Pour le moment, 169 sportifs russes ont officiellement été invités aux JO. Après scrupuleuses analyses de leur comportement passé et présent, qui se devait d’être le plus éloigné possible de celui ayant amené à la suspension de leur pays pour dopage institutionnalisé.

169 représentants russes donc, à la crédibilité recoupée et invités à défiler sous drapeau neutre.

Mais ce contingent pourrait grossir, à la suite de la décision du Tribunal arbitral du sport (TAS) qui a contraint samedi le CIO à ouvrir de nouveau la porte.

En résumé: jeudi, le TAS a levé totalement les sanctions et suspensions à vie de 28 sportifs ou membres de l’encadrement russes, infligées par le CIO pour leur implication présumée dans le système de dopage institutionnalisé mis en place par la Russie.

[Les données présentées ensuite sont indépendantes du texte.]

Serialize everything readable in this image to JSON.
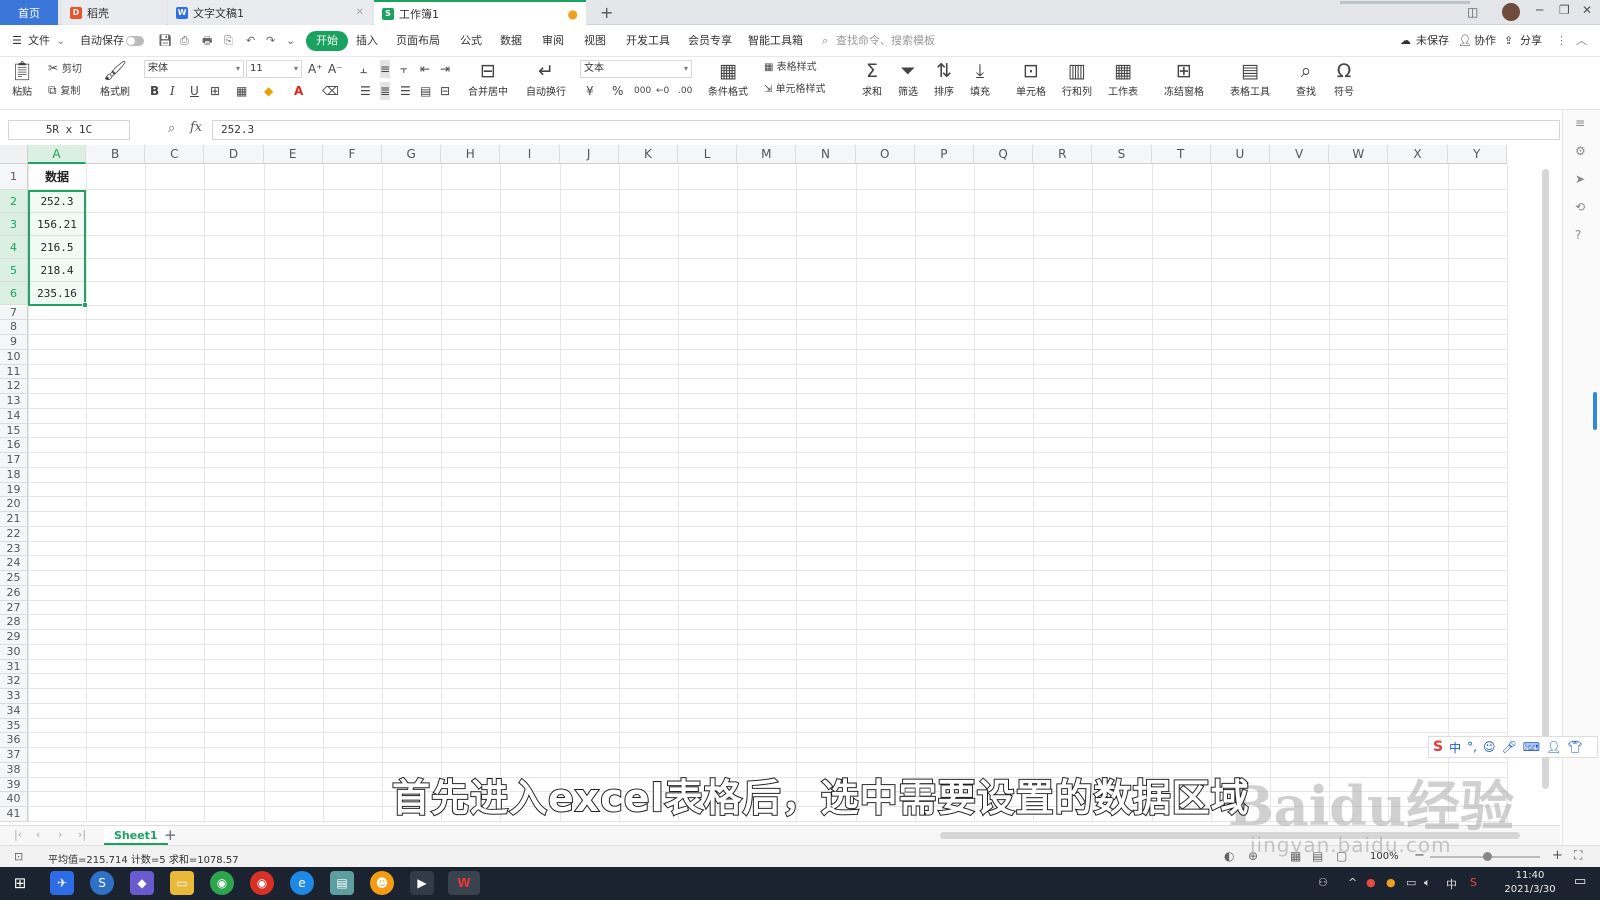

Une commission de discipline du CIO avait suspendu à vie un total de 43 Russes, dont 42 avaient fait appel devant le TAS. Sur ces 42, 28 ont vu leurs sanctions totalement levées. 11 autres ont également vu levée leur suspension à vie… sauf pour les JO de Pyeongchang !

Sur ces 28 sportifs ou techniciens, « 13 sportifs russes et 2 entraîneurs sont éligibles pour Pyeongchang », a ainsi annoncé samedi Mark Adams, porte-parole de l’instance olympique.

Les 13 autres cas, également totalement blanchis par le TAS, ont eux été déclarés non-éligibles ou sont retraités, a indiqué à l’AFP une source proche du dossier.